IEA (2021), World Energy Model, IEA, Paris https://www.iea.org/reports/world-energy-model
The STEPS provides a more conservative benchmark for the future, because it does not take it for granted that governments will reach all announced goals. Instead, it takes a more granular, sector-by-sector look at what has actually been put in place to reach these and other energy-related objectives, taking account not just of existing policies and measures but also of those that are under development. For example, the new “Fit for 55” package of measures announced by the European Commission in July 2021 provides the detailed underpinnings for the European Union to reach its new 2030 emissions reduction target (a 55% reduction in emissions by 2030 compared with 1990 levels), and this is sufficient to bring the near-term EU trajectory in the STEPS close to that in the APS. The STEPS explores where the energy system might go without a major additional steer from policy makers. As with the APS, it is not designed to achieve a particular outcome.

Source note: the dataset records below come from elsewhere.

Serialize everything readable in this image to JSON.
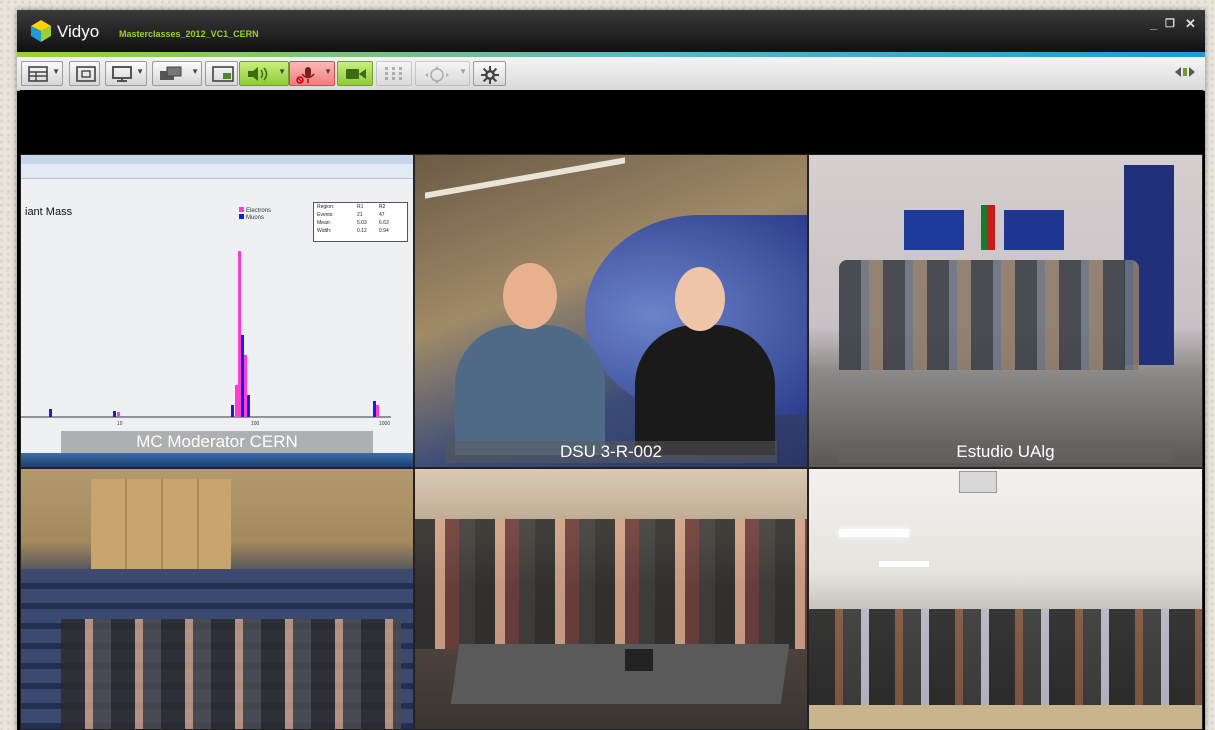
{
  "app": {
    "name": "Vidyo",
    "meeting": "Masterclasses_2012_VC1_CERN"
  },
  "window_controls": {
    "minimize": "_",
    "restore": "❐",
    "close": "✕"
  },
  "toolbar": {
    "buttons": [
      {
        "name": "layout-button",
        "icon": "grid-layout-icon"
      },
      {
        "name": "fullscreen-button",
        "icon": "fullscreen-icon"
      },
      {
        "name": "display-button",
        "icon": "monitor-icon"
      },
      {
        "name": "share-button",
        "icon": "share-screen-icon"
      },
      {
        "name": "self-view-button",
        "icon": "self-view-icon"
      },
      {
        "name": "speaker-button",
        "icon": "speaker-icon",
        "state": "on"
      },
      {
        "name": "microphone-button",
        "icon": "microphone-muted-icon",
        "state": "muted"
      },
      {
        "name": "camera-button",
        "icon": "camera-icon",
        "state": "on"
      },
      {
        "name": "dialpad-button",
        "icon": "dialpad-icon",
        "state": "disabled"
      },
      {
        "name": "camera-control-button",
        "icon": "camera-control-icon",
        "state": "disabled"
      },
      {
        "name": "settings-button",
        "icon": "gear-icon"
      }
    ],
    "right_icon": "collapse-icon"
  },
  "colors": {
    "accent_green": "#9bd032",
    "accent_blue": "#1e9ad6",
    "speaker_green": "#8fcb38",
    "mic_muted_red": "#f07d7d"
  },
  "participants": [
    {
      "label": "MC Moderator CERN",
      "shared_screen": {
        "plot_title": "iant Mass",
        "legend": [
          "Electrons",
          "Muons"
        ],
        "stats": {
          "rows": [
            [
              "Region:",
              "R1",
              "R2"
            ],
            [
              "Events:",
              "21",
              "47"
            ],
            [
              "Mean:",
              "5.03",
              "6.63"
            ],
            [
              "Width:",
              "0.12",
              "0.94"
            ]
          ]
        },
        "x_ticks": [
          "10",
          "100",
          "1000"
        ]
      }
    },
    {
      "label": "DSU 3-R-002"
    },
    {
      "label": "Estudio UAlg"
    },
    {
      "label": ""
    },
    {
      "label": ""
    },
    {
      "label": ""
    }
  ]
}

The policies assessed in the Stated Policies Scenario cover a broad spectrum. These include Nationally Determined Contributions under the Paris Agreement, but much more besides. In practice, the bottom-up modelling effort in this scenario requires a lot of detail at the sectoral level, including pricing policies, efficiency standards and schemes, electrification programmes as well as specific infrastructure projects. For the World Energy Outlook 2021, the scenario takes into account the policies and implementing measures affecting energy markets that had been adopted as of mid-2021, together with relevant policy proposals, even though specific measures needed to put them into effect have yet to be fully developed.
The sorts of announcements made by governments include some far-reaching targets, including aspirations to achieve full energy access in a few years, to reform pricing regimes and, more recently, to reach net zero emissions in some countries and sectors. As with all the policies considered in the Stated Policies Scenario, these ambitions are not automatically incorporated into the scenario: full implementation cannot be taken for granted, so the prospects and timing for their realisation are based upon our assessment of countries’ relevant regulatory, market, infrastructure and financial circumstances.
Where policies are time-limited, they are generally assumed to be replaced by measures of similar intensity, but we do not assume future strengthening – or weakening – of future policy action, except where there already is specific evidence to the contrary.
The STEPS shows that in aggregate, current country commitments are enough to make a significant difference. However, there is still a large gap between the projections in the Stated Policies Scenario and a trajectory of the other three scenarios.